PURPOSE: Chronic obstructive pulmonary disease (COPD) negatively impacts autonomic control of the heart rate, as assessed by time and frequency domains of heart rate variability (HRV) analysis. However, it is unknown whether symbolic dynamic analysis may identify cardiac autonomic impairment, and whether such nonlinear indices may be associated with disease severity, prognostic markers, perceived dyspnea and functional capacity in patients with COPD. The current study assessed cardiac autonomic modulation by symbolic analysis of HRV in patients with COPD compared with healthy controls.

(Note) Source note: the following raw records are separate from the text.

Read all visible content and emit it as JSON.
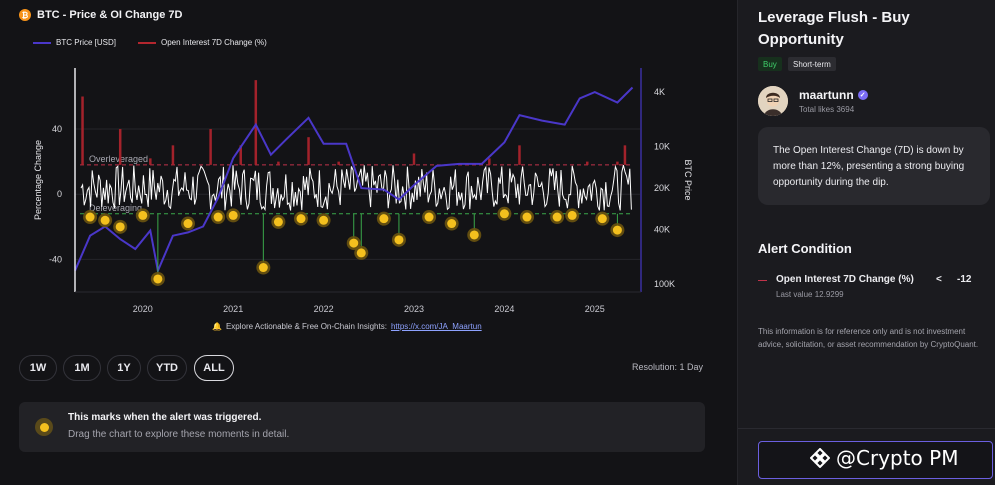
{
  "chart": {
    "title": "BTC - Price & OI Change 7D",
    "legend": [
      {
        "label": "BTC Price [USD]",
        "color": "#4a37c9"
      },
      {
        "label": "Open Interest 7D Change (%)",
        "color": "#b3262e"
      }
    ],
    "left_axis_label": "Percentage Change",
    "right_axis_label": "BTC Price",
    "left_ticks": [
      "40",
      "0",
      "-40"
    ],
    "right_ticks": [
      "100K",
      "40K",
      "20K",
      "10K",
      "4K"
    ],
    "x_ticks": [
      "2020",
      "2021",
      "2022",
      "2023",
      "2024",
      "2025"
    ],
    "annotations": {
      "overleveraged": "Overleveraged",
      "deleveraging": "Deleveraging"
    },
    "insight_text": "Explore Actionable & Free On-Chain Insights:",
    "insight_link": "https://x.com/JA_Maartun"
  },
  "chart_data": {
    "type": "line",
    "x_range": [
      "2019-04",
      "2025-06"
    ],
    "y_left_range": [
      -60,
      75
    ],
    "y_right_scale": "log",
    "y_right_ticks": [
      4000,
      10000,
      20000,
      40000,
      100000
    ],
    "thresholds": {
      "overleveraged": 18,
      "deleveraging": -12
    },
    "series": [
      {
        "name": "BTC Price [USD]",
        "axis": "right",
        "x": [
          "2019-04",
          "2019-06",
          "2019-08",
          "2019-10",
          "2019-12",
          "2020-02",
          "2020-03",
          "2020-05",
          "2020-07",
          "2020-09",
          "2020-11",
          "2021-01",
          "2021-04",
          "2021-06",
          "2021-08",
          "2021-11",
          "2022-01",
          "2022-04",
          "2022-06",
          "2022-09",
          "2022-11",
          "2023-01",
          "2023-04",
          "2023-07",
          "2023-10",
          "2024-01",
          "2024-03",
          "2024-06",
          "2024-09",
          "2024-11",
          "2025-01",
          "2025-04",
          "2025-06"
        ],
        "values": [
          5000,
          9000,
          10500,
          8500,
          7200,
          9800,
          5000,
          9000,
          9500,
          10500,
          17000,
          33000,
          58000,
          35000,
          45000,
          65000,
          42000,
          42000,
          20000,
          19500,
          16500,
          21000,
          29000,
          30000,
          30000,
          43000,
          68000,
          62000,
          58000,
          90000,
          100000,
          84000,
          108000
        ]
      },
      {
        "name": "Open Interest 7D Change (%)",
        "axis": "left",
        "x": [
          "2019-05",
          "2019-06",
          "2019-08",
          "2019-10",
          "2019-12",
          "2020-02",
          "2020-03",
          "2020-05",
          "2020-07",
          "2020-10",
          "2020-12",
          "2021-02",
          "2021-04",
          "2021-05",
          "2021-07",
          "2021-09",
          "2021-11",
          "2022-01",
          "2022-03",
          "2022-05",
          "2022-06",
          "2022-08",
          "2022-11",
          "2023-01",
          "2023-03",
          "2023-06",
          "2023-09",
          "2023-11",
          "2024-01",
          "2024-03",
          "2024-05",
          "2024-08",
          "2024-10",
          "2024-12",
          "2025-02",
          "2025-04",
          "2025-05"
        ],
        "values": [
          60,
          10,
          -12,
          40,
          -14,
          22,
          -52,
          30,
          -10,
          40,
          -12,
          30,
          70,
          -40,
          20,
          -22,
          35,
          -15,
          20,
          -12,
          -34,
          18,
          -28,
          25,
          -10,
          18,
          -16,
          22,
          -14,
          30,
          -12,
          15,
          -15,
          20,
          -14,
          20,
          30
        ]
      }
    ],
    "triggers": [
      {
        "date": "2019-06",
        "value": -14
      },
      {
        "date": "2019-08",
        "value": -16
      },
      {
        "date": "2019-10",
        "value": -20
      },
      {
        "date": "2020-01",
        "value": -13
      },
      {
        "date": "2020-03",
        "value": -52
      },
      {
        "date": "2020-07",
        "value": -18
      },
      {
        "date": "2020-11",
        "value": -14
      },
      {
        "date": "2021-01",
        "value": -13
      },
      {
        "date": "2021-05",
        "value": -45
      },
      {
        "date": "2021-07",
        "value": -17
      },
      {
        "date": "2021-10",
        "value": -15
      },
      {
        "date": "2022-01",
        "value": -16
      },
      {
        "date": "2022-05",
        "value": -30
      },
      {
        "date": "2022-06",
        "value": -36
      },
      {
        "date": "2022-09",
        "value": -15
      },
      {
        "date": "2022-11",
        "value": -28
      },
      {
        "date": "2023-03",
        "value": -14
      },
      {
        "date": "2023-06",
        "value": -18
      },
      {
        "date": "2023-09",
        "value": -25
      },
      {
        "date": "2024-01",
        "value": -12
      },
      {
        "date": "2024-04",
        "value": -14
      },
      {
        "date": "2024-08",
        "value": -14
      },
      {
        "date": "2024-10",
        "value": -13
      },
      {
        "date": "2025-02",
        "value": -15
      },
      {
        "date": "2025-04",
        "value": -22
      }
    ]
  },
  "range_buttons": [
    {
      "label": "1W",
      "active": false
    },
    {
      "label": "1M",
      "active": false
    },
    {
      "label": "1Y",
      "active": false
    },
    {
      "label": "YTD",
      "active": false
    },
    {
      "label": "ALL",
      "active": true
    }
  ],
  "resolution": "Resolution: 1 Day",
  "info": {
    "title": "This marks when the alert was triggered.",
    "subtitle": "Drag the chart to explore these moments in detail."
  },
  "alert": {
    "title": "Leverage Flush - Buy Opportunity",
    "tags": [
      "Buy",
      "Short-term"
    ],
    "author": "maartunn",
    "likes": "Total likes 3694",
    "description": "The Open Interest Change (7D) is down by more than 12%, presenting a strong buying opportunity during the dip.",
    "condition_title": "Alert Condition",
    "condition_metric": "Open Interest 7D Change (%)",
    "condition_operator": "<",
    "condition_value": "-12",
    "last_value": "Last value 12.9299",
    "disclaimer": "This information is for reference only and is not investment advice, solicitation, or asset recommendation by CryptoQuant."
  },
  "watermark": "@Crypto PM",
  "colors": {
    "price": "#4a37c9",
    "oi": "#b3262e",
    "trigger": "#f4c01e",
    "accent": "#6b5fe0"
  }
}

METHODS: We recruited 54 COPD patients and 20 healthy controls. The interval between two successive R-wave peaks was calculated in the resting supine position. HRV was analyzed using symbolic markers and Shannon entropy (SE). The six-minute walk test (6MWT) was applied in a 30-m corridor.
RESULTS: We found a lower 6MWT distance in patients with COPD compared with healthy controls (p < 0.05). We found increased SE and decreased percentage of no variation patterns (0V%) in COPD patients compared with the control group (p = 0.001). Significant correlations were found between the percentage of one variation pattern (1V%) and the Medical Research Council dyspnea scale (r = 0.38, p = 0.01), BODE index (r = 0.38, p = 0.01), forced expiratory volume in the first second (FEV1) [L] (r = -0.44, p = 0.003) and FEV1 [%] (r = -0.35, p = 0.02). It was found that SE was inversely associated with 0V% (r = -0.87, p < 0.0001).
CONCLUSION: COPD patients present with depressed sympathetic modulation of HR and higher SE compared with healthy controls. This increased irregularity was inversely associated with 0V%. These results suggested that COPD patients seem to have a cardiac control shifted towards a parasympathetic predominance compared with controls. Symbolic dynamic and complexity index of HRV are related to disease severity, symptoms and functional impairment in these patients.